[RFC 0/7] x86/percpu: Use segment qualifiers

From: Nadav Amit
Date: Thu Jul 18 2019 - 21:03:52 EST


GCC 6+ supports segment qualifiers. Using them allows to implement
several optimizations:

1. Avoid unnecessary instructions when an operation is carried on
read/written per-cpu value, and instead allow the compiler to set
instructions that access per-cpu value directly.

2. Make this_cpu_ptr() more efficient and allow its value to be cached,
since preemption must be disabled when this_cpu_ptr() is used.

3. Provide better alternative for this_cpu_read_stable() that caches
values more efficiently using alias attribute to const variable.

4. Allow the compiler to perform other optimizations (e.g. CSE).
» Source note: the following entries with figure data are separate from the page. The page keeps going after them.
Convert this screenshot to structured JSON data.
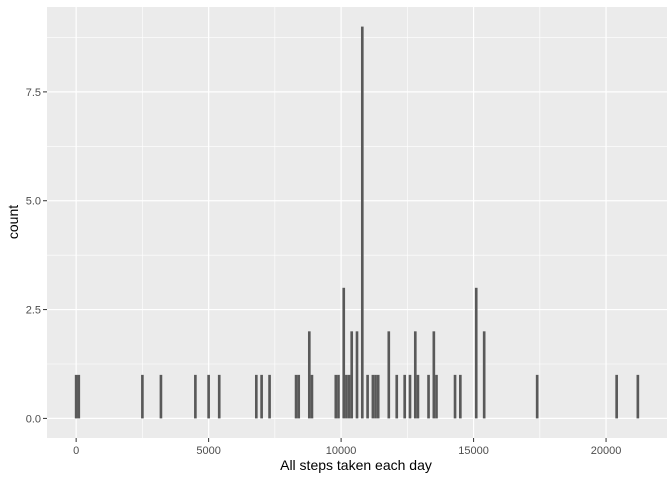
{
  "chart_data": {
    "type": "bar",
    "title": "",
    "xlabel": "All steps taken each day",
    "ylabel": "count",
    "xlim": [
      -1100,
      22300
    ],
    "ylim": [
      -0.45,
      9.45
    ],
    "xticks": [
      0,
      5000,
      10000,
      15000,
      20000
    ],
    "xtick_labels": [
      "0",
      "5000",
      "10000",
      "15000",
      "20000"
    ],
    "yticks": [
      0,
      2.5,
      5,
      7.5
    ],
    "ytick_labels": [
      "0.0",
      "2.5",
      "5.0",
      "7.5"
    ],
    "bin_width": 100,
    "grid": true,
    "panel_color": "#ebebeb",
    "bar_color": "#595959",
    "x": [
      0,
      100,
      2500,
      3200,
      4500,
      5000,
      5400,
      6800,
      7000,
      7300,
      8300,
      8400,
      8800,
      8900,
      9800,
      9900,
      10100,
      10200,
      10300,
      10400,
      10600,
      10800,
      11000,
      11200,
      11300,
      11400,
      11800,
      12100,
      12400,
      12600,
      12800,
      12900,
      13300,
      13500,
      13600,
      14300,
      14500,
      15100,
      15400,
      17400,
      20400,
      21200
    ],
    "values": [
      1,
      1,
      1,
      1,
      1,
      1,
      1,
      1,
      1,
      1,
      1,
      1,
      2,
      1,
      1,
      1,
      3,
      1,
      1,
      2,
      2,
      9,
      1,
      1,
      1,
      1,
      2,
      1,
      1,
      1,
      2,
      1,
      1,
      2,
      1,
      1,
      1,
      3,
      2,
      1,
      1,
      1
    ]
  }
}
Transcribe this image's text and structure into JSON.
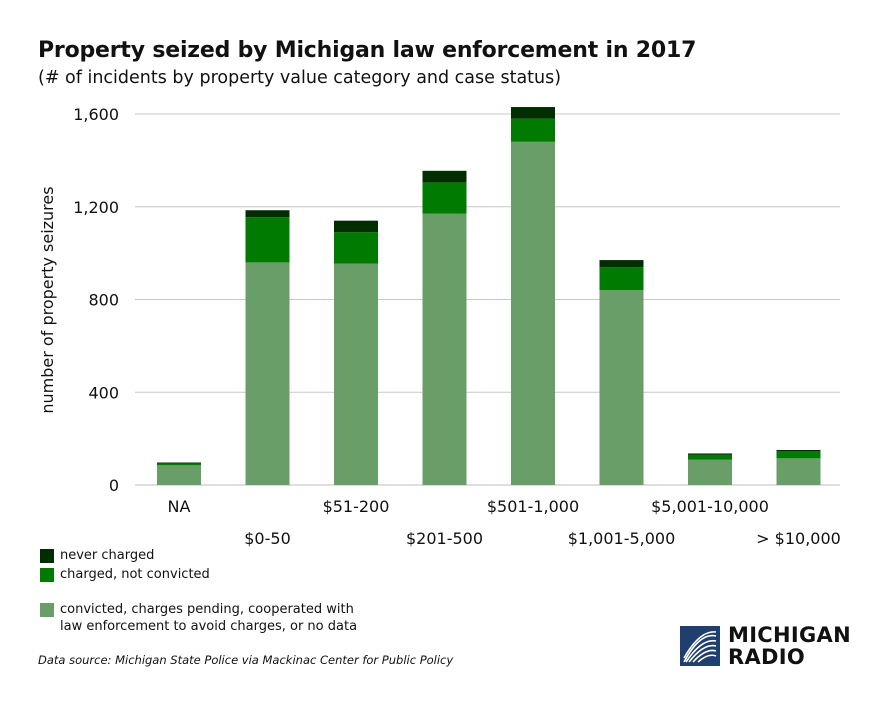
{
  "title": "Property seized by Michigan law enforcement in 2017",
  "subtitle": "(# of incidents by property value category and case status)",
  "chart_data": {
    "type": "bar",
    "stacked": true,
    "categories": [
      "NA",
      "$0-50",
      "$51-200",
      "$201-500",
      "$501-1,000",
      "$1,001-5,000",
      "$5,001-10,000",
      "> $10,000"
    ],
    "series": [
      {
        "name": "convicted, charges pending, cooperated with law enforcement to avoid charges, or no data",
        "color": "#6a9e69",
        "values": [
          85,
          960,
          955,
          1170,
          1480,
          840,
          110,
          115
        ]
      },
      {
        "name": "charged, not convicted",
        "color": "#007a00",
        "values": [
          8,
          195,
          135,
          135,
          100,
          100,
          20,
          30
        ]
      },
      {
        "name": "never charged",
        "color": "#002e00",
        "values": [
          4,
          30,
          50,
          50,
          50,
          30,
          6,
          6
        ]
      }
    ],
    "ylabel": "number of property seizures",
    "xlabel": "",
    "ylim": [
      0,
      1600
    ],
    "yticks": [
      0,
      400,
      800,
      1200,
      1600
    ],
    "ytick_labels": [
      "0",
      "400",
      "800",
      "1,200",
      "1,600"
    ],
    "grid": true,
    "legend_position": "bottom-left"
  },
  "legend": {
    "never_charged": "never charged",
    "charged_not_convicted": "charged, not convicted",
    "convicted": "convicted, charges pending, cooperated with law enforcement to avoid charges, or no data"
  },
  "source": "Data source: Michigan State Police via Mackinac Center for Public Policy",
  "logo": {
    "line1": "MICHIGAN",
    "line2": "RADIO"
  }
}
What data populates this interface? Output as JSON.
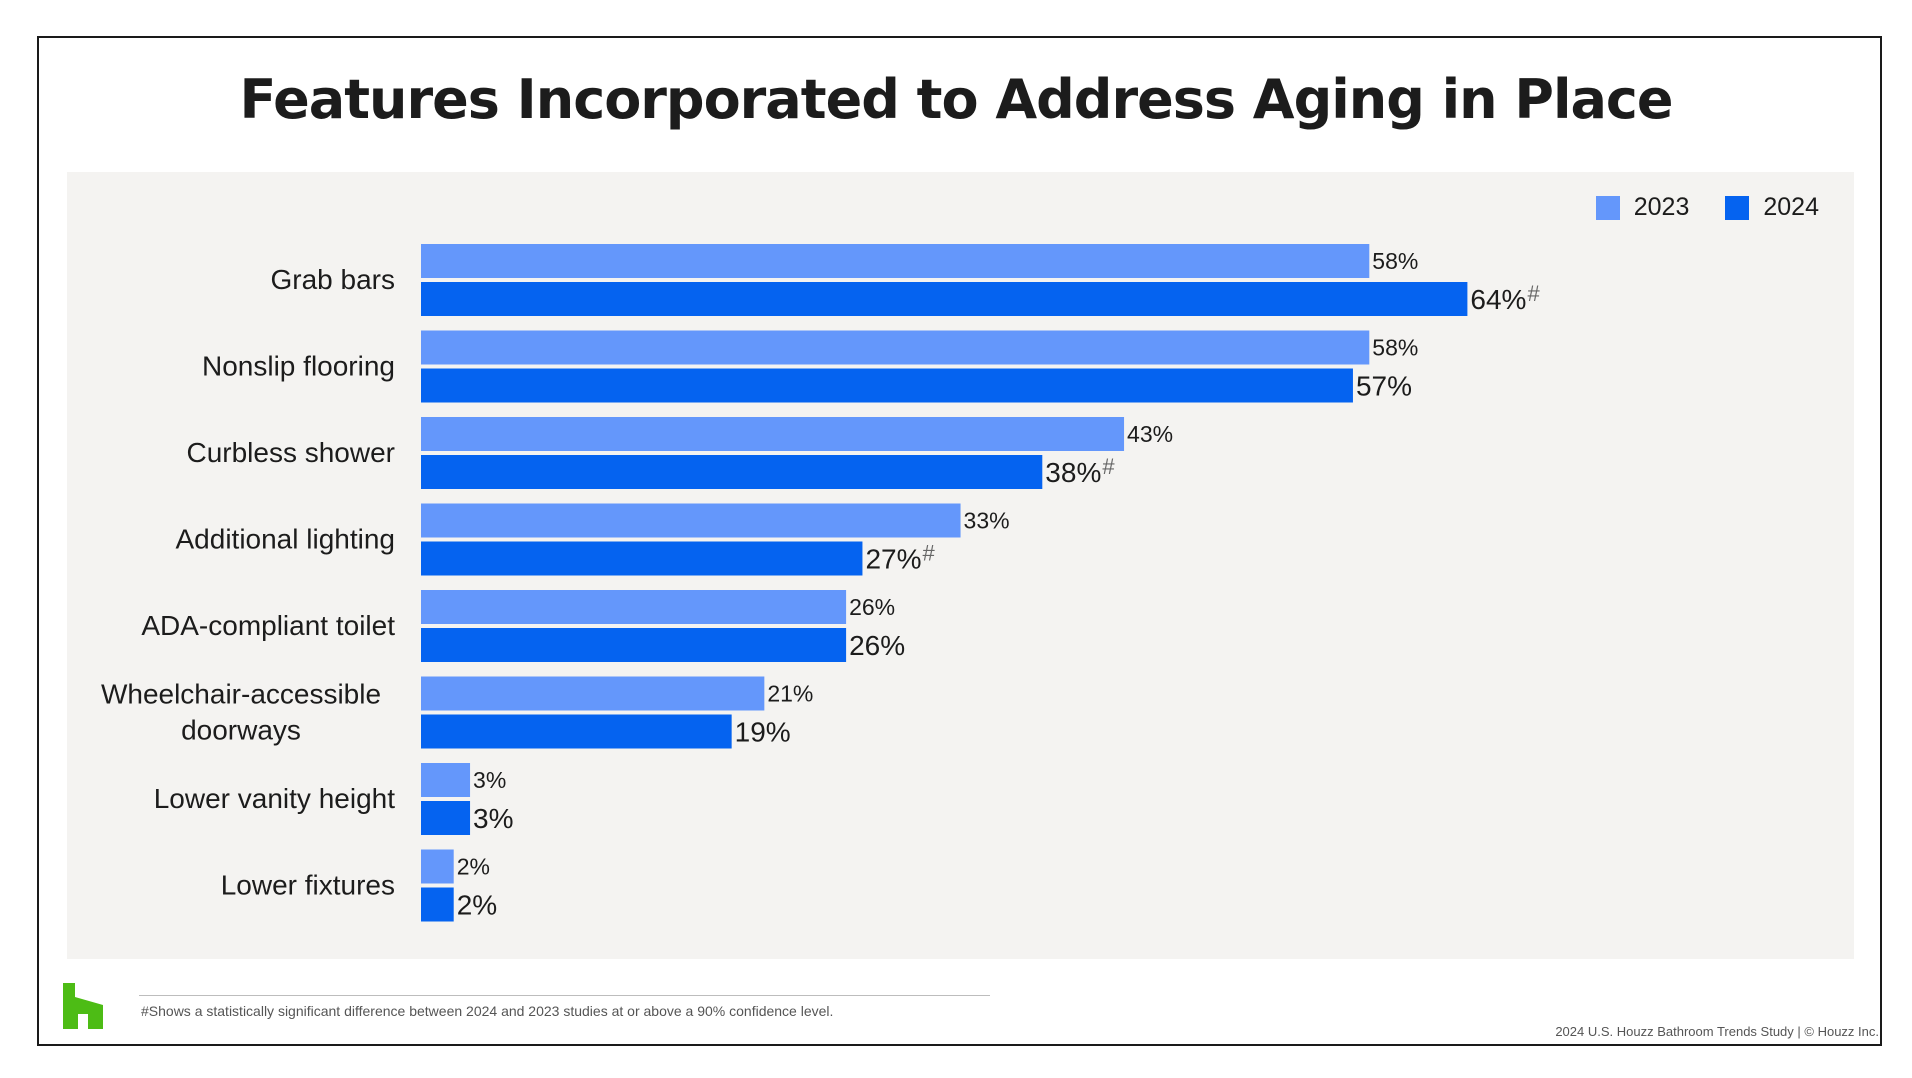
{
  "title": "Features Incorporated to Address Aging in Place",
  "legend": [
    {
      "label": "2023",
      "color": "#6497fb"
    },
    {
      "label": "2024",
      "color": "#0563f0"
    }
  ],
  "footnote": "#Shows a statistically significant difference between 2024 and 2023 studies at or above a 90% confidence level.",
  "source": "2024 U.S. Houzz Bathroom Trends Study  |  © Houzz Inc.",
  "logo": {
    "icon": "houzz-logo-icon",
    "color": "#4dbc15"
  },
  "chart_data": {
    "type": "bar",
    "orientation": "horizontal",
    "title": "Features Incorporated to Address Aging in Place",
    "categories": [
      "Grab bars",
      "Nonslip flooring",
      "Curbless shower",
      "Additional lighting",
      "ADA-compliant toilet",
      "Wheelchair-accessible doorways",
      "Lower vanity height",
      "Lower fixtures"
    ],
    "series": [
      {
        "name": "2023",
        "color": "#6497fb",
        "values": [
          58,
          58,
          43,
          33,
          26,
          21,
          3,
          2
        ],
        "labels": [
          "58%",
          "58%",
          "43%",
          "33%",
          "26%",
          "21%",
          "3%",
          "2%"
        ],
        "significant": [
          false,
          false,
          false,
          false,
          false,
          false,
          false,
          false
        ]
      },
      {
        "name": "2024",
        "color": "#0563f0",
        "values": [
          64,
          57,
          38,
          27,
          26,
          19,
          3,
          2
        ],
        "labels": [
          "64%",
          "57%",
          "38%",
          "27%",
          "26%",
          "19%",
          "3%",
          "2%"
        ],
        "significant": [
          true,
          false,
          true,
          true,
          false,
          false,
          false,
          false
        ]
      }
    ],
    "significance_marker": "#",
    "unit": "%",
    "xlim": [
      0,
      100
    ],
    "grid": false,
    "legend_position": "top-right"
  }
}
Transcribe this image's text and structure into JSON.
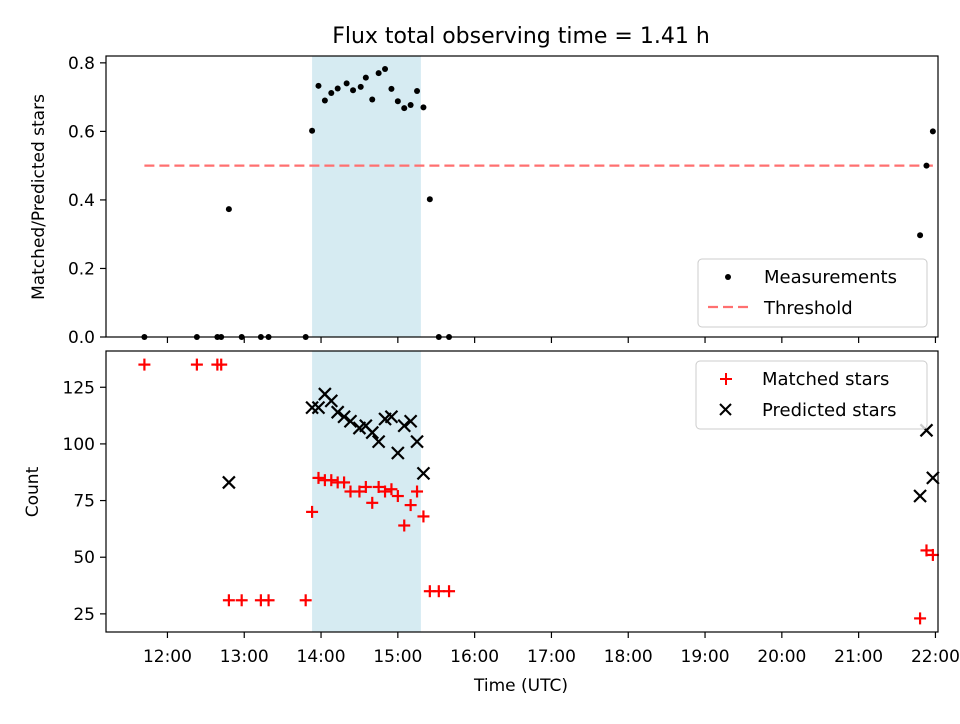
{
  "figure": {
    "title": "Flux total observing time = 1.41 h",
    "xlabel": "Time (UTC)"
  },
  "chart_data": [
    {
      "type": "scatter",
      "panel": "top",
      "ylabel": "Matched/Predicted stars",
      "xlim": [
        "11:12",
        "22:02"
      ],
      "ylim": [
        0,
        0.82
      ],
      "yticks": [
        0.0,
        0.2,
        0.4,
        0.6,
        0.8
      ],
      "ytick_labels": [
        "0.0",
        "0.2",
        "0.4",
        "0.6",
        "0.8"
      ],
      "xticks": [
        "12:00",
        "13:00",
        "14:00",
        "15:00",
        "16:00",
        "17:00",
        "18:00",
        "19:00",
        "20:00",
        "21:00",
        "22:00"
      ],
      "shaded_interval": [
        "13:53",
        "15:18"
      ],
      "legend_position": "lower right",
      "series": [
        {
          "name": "Measurements",
          "marker": "dot",
          "color": "#000000",
          "points": [
            [
              "11:42",
              0
            ],
            [
              "12:23",
              0
            ],
            [
              "12:39",
              0
            ],
            [
              "12:42",
              0
            ],
            [
              "12:48",
              0.373
            ],
            [
              "12:58",
              0
            ],
            [
              "13:13",
              0
            ],
            [
              "13:19",
              0
            ],
            [
              "13:48",
              0
            ],
            [
              "13:53",
              0.602
            ],
            [
              "13:58",
              0.733
            ],
            [
              "14:03",
              0.69
            ],
            [
              "14:08",
              0.712
            ],
            [
              "14:13",
              0.725
            ],
            [
              "14:20",
              0.74
            ],
            [
              "14:25",
              0.72
            ],
            [
              "14:31",
              0.73
            ],
            [
              "14:35",
              0.757
            ],
            [
              "14:40",
              0.693
            ],
            [
              "14:45",
              0.77
            ],
            [
              "14:50",
              0.782
            ],
            [
              "14:55",
              0.724
            ],
            [
              "15:00",
              0.688
            ],
            [
              "15:05",
              0.668
            ],
            [
              "15:10",
              0.677
            ],
            [
              "15:15",
              0.718
            ],
            [
              "15:20",
              0.67
            ],
            [
              "15:25",
              0.402
            ],
            [
              "15:32",
              0
            ],
            [
              "15:40",
              0
            ],
            [
              "21:48",
              0.297
            ],
            [
              "21:53",
              0.5
            ],
            [
              "21:58",
              0.6
            ]
          ]
        },
        {
          "name": "Threshold",
          "style": "dashed",
          "color": "#ff7070",
          "points": [
            [
              "11:42",
              0.5
            ],
            [
              "21:58",
              0.5
            ]
          ]
        }
      ]
    },
    {
      "type": "scatter",
      "panel": "bottom",
      "ylabel": "Count",
      "xlim": [
        "11:12",
        "22:02"
      ],
      "ylim": [
        17,
        141
      ],
      "yticks": [
        25,
        50,
        75,
        100,
        125
      ],
      "ytick_labels": [
        "25",
        "50",
        "75",
        "100",
        "125"
      ],
      "xticks": [
        "12:00",
        "13:00",
        "14:00",
        "15:00",
        "16:00",
        "17:00",
        "18:00",
        "19:00",
        "20:00",
        "21:00",
        "22:00"
      ],
      "xtick_labels": [
        "12:00",
        "13:00",
        "14:00",
        "15:00",
        "16:00",
        "17:00",
        "18:00",
        "19:00",
        "20:00",
        "21:00",
        "22:00"
      ],
      "shaded_interval": [
        "13:53",
        "15:18"
      ],
      "legend_position": "upper right",
      "series": [
        {
          "name": "Matched stars",
          "marker": "plus",
          "color": "#ff0000",
          "points": [
            [
              "11:42",
              135
            ],
            [
              "12:23",
              135
            ],
            [
              "12:39",
              135
            ],
            [
              "12:42",
              135
            ],
            [
              "12:48",
              31
            ],
            [
              "12:58",
              31
            ],
            [
              "13:13",
              31
            ],
            [
              "13:19",
              31
            ],
            [
              "13:48",
              31
            ],
            [
              "13:53",
              70
            ],
            [
              "13:58",
              85
            ],
            [
              "14:03",
              84
            ],
            [
              "14:08",
              84
            ],
            [
              "14:13",
              83
            ],
            [
              "14:18",
              83
            ],
            [
              "14:23",
              79
            ],
            [
              "14:30",
              79
            ],
            [
              "14:35",
              81
            ],
            [
              "14:40",
              74
            ],
            [
              "14:45",
              81
            ],
            [
              "14:50",
              79
            ],
            [
              "14:55",
              80
            ],
            [
              "15:00",
              77
            ],
            [
              "15:05",
              64
            ],
            [
              "15:10",
              73
            ],
            [
              "15:15",
              79
            ],
            [
              "15:20",
              68
            ],
            [
              "15:25",
              35
            ],
            [
              "15:32",
              35
            ],
            [
              "15:40",
              35
            ],
            [
              "21:48",
              23
            ],
            [
              "21:53",
              53
            ],
            [
              "21:58",
              51
            ]
          ]
        },
        {
          "name": "Predicted stars",
          "marker": "cross",
          "color": "#000000",
          "points": [
            [
              "12:48",
              83
            ],
            [
              "13:53",
              116
            ],
            [
              "13:58",
              116
            ],
            [
              "14:03",
              122
            ],
            [
              "14:08",
              119
            ],
            [
              "14:13",
              114
            ],
            [
              "14:18",
              112
            ],
            [
              "14:23",
              110
            ],
            [
              "14:30",
              107
            ],
            [
              "14:35",
              108
            ],
            [
              "14:40",
              105
            ],
            [
              "14:45",
              101
            ],
            [
              "14:50",
              111
            ],
            [
              "14:55",
              112
            ],
            [
              "15:00",
              96
            ],
            [
              "15:05",
              108
            ],
            [
              "15:10",
              110
            ],
            [
              "15:15",
              101
            ],
            [
              "15:20",
              87
            ],
            [
              "21:48",
              77
            ],
            [
              "21:53",
              106
            ],
            [
              "21:58",
              85
            ]
          ]
        }
      ]
    }
  ]
}
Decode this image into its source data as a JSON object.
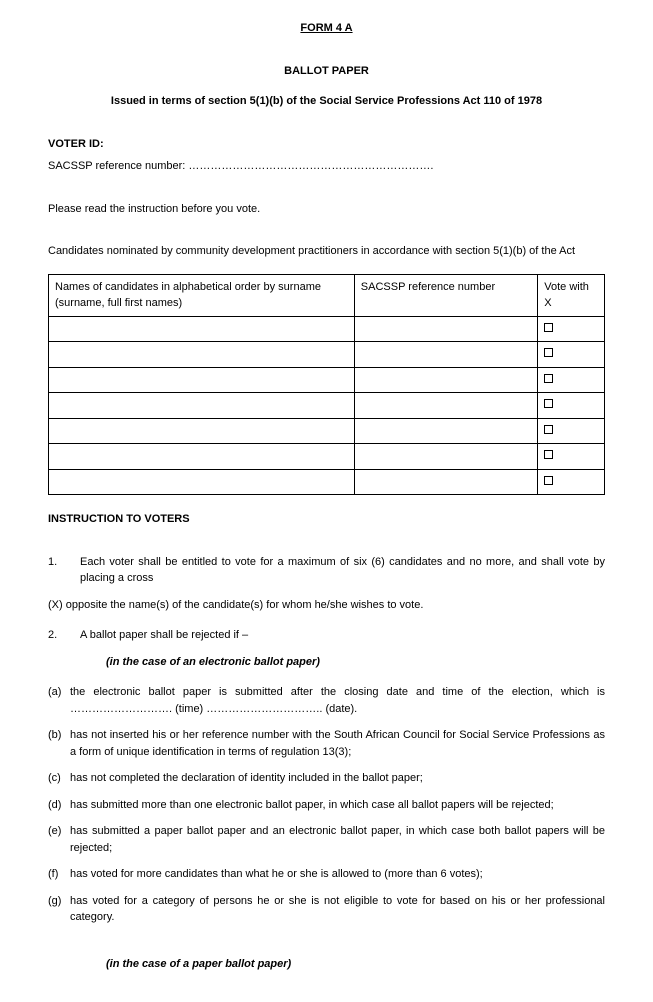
{
  "form_number": "FORM 4 A",
  "title": "BALLOT PAPER",
  "subtitle": "Issued in terms of section 5(1)(b) of the Social Service Professions Act 110 of 1978",
  "voter_id_label": "VOTER ID:",
  "ref_label": "SACSSP reference number: ………………………………………………………….",
  "pre_instruction": "Please read the instruction before you vote.",
  "candidates_intro": "Candidates nominated by community development practitioners in accordance with section 5(1)(b) of the Act",
  "table": {
    "col_name": "Names of candidates in alphabetical order by surname (surname, full first names)",
    "col_ref": "SACSSP reference number",
    "col_vote": "Vote with X",
    "row_count": 7
  },
  "instructions_heading": "INSTRUCTION TO VOTERS",
  "instr": {
    "n1": "1.",
    "t1a": "Each voter shall be entitled to vote for a maximum of six (6) candidates and no more, and shall vote by placing a cross",
    "t1b": "(X) opposite the name(s) of the candidate(s) for whom he/she wishes to vote.",
    "n2": "2.",
    "t2": "A ballot paper shall be rejected if –",
    "case_elec": "(in the case of an electronic ballot paper)",
    "a_lbl": "(a)",
    "a_txt": "the electronic ballot paper is submitted after the closing date and time of the election, which is ………………………. (time) ………………………….. (date).",
    "b_lbl": "(b)",
    "b_txt": "has not inserted his or her reference number with the South African Council for Social Service Professions as a form of unique identification in terms of regulation 13(3);",
    "c_lbl": "(c)",
    "c_txt": "has not completed the declaration of identity included in the ballot paper;",
    "d_lbl": "(d)",
    "d_txt": "has submitted more than one electronic ballot paper, in which case all ballot papers will be rejected;",
    "e_lbl": "(e)",
    "e_txt": "has submitted a paper ballot paper and an electronic ballot paper, in which case both ballot papers will be rejected;",
    "f_lbl": "(f)",
    "f_txt": "has voted for more candidates than what he or she is allowed to (more than 6 votes);",
    "g_lbl": "(g)",
    "g_txt": "has voted for a category of persons he or she is not eligible to vote for based on his or her professional category.",
    "case_paper": "(in the case of a paper ballot paper)"
  }
}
5. Use rip-relative addressing in per_cpu_read_stable(), which make it
PIE-ready.

"size" and Peter's compare do not seem to show the impact on code size
reduction correctly. Summing the code size according to nm on defconfig
shows a minor reduction from 11349763 to 11339840 (0.09%).

Nadav Amit (7):
compiler: Report x86 segment support
x86/percpu: Use compiler segment prefix qualifier
x86/percpu: Use C for percpu accesses when possible
x86: Fix possible caching of current_task
percpu: Assume preemption is disabled on per_cpu_ptr()
x86/percpu: Optimized arch_raw_cpu_ptr()
x86/current: Aggressive caching of current

arch/x86/include/asm/current.h | 30 +++
arch/x86/include/asm/fpu/internal.h | 7 +-
arch/x86/include/asm/percpu.h | 293 +++++++++++++++++++------
arch/x86/include/asm/preempt.h | 3 +-
arch/x86/include/asm/resctrl_sched.h | 14 +-
arch/x86/kernel/cpu/Makefile | 1 +
arch/x86/kernel/cpu/common.c | 7 +-
arch/x86/kernel/cpu/current.c | 16 ++
arch/x86/kernel/cpu/resctrl/rdtgroup.c | 4 +-
arch/x86/kernel/process_32.c | 4 +-
arch/x86/kernel/process_64.c | 4 +-
include/asm-generic/percpu.h | 12 +
include/linux/compiler-gcc.h | 4 +
include/linux/compiler.h | 2 +-
include/linux/percpu-defs.h | 33 ++-
15 files changed, 346 insertions(+), 88 deletions(-)
create mode 100644 arch/x86/kernel/cpu/current.c

--
2.17.1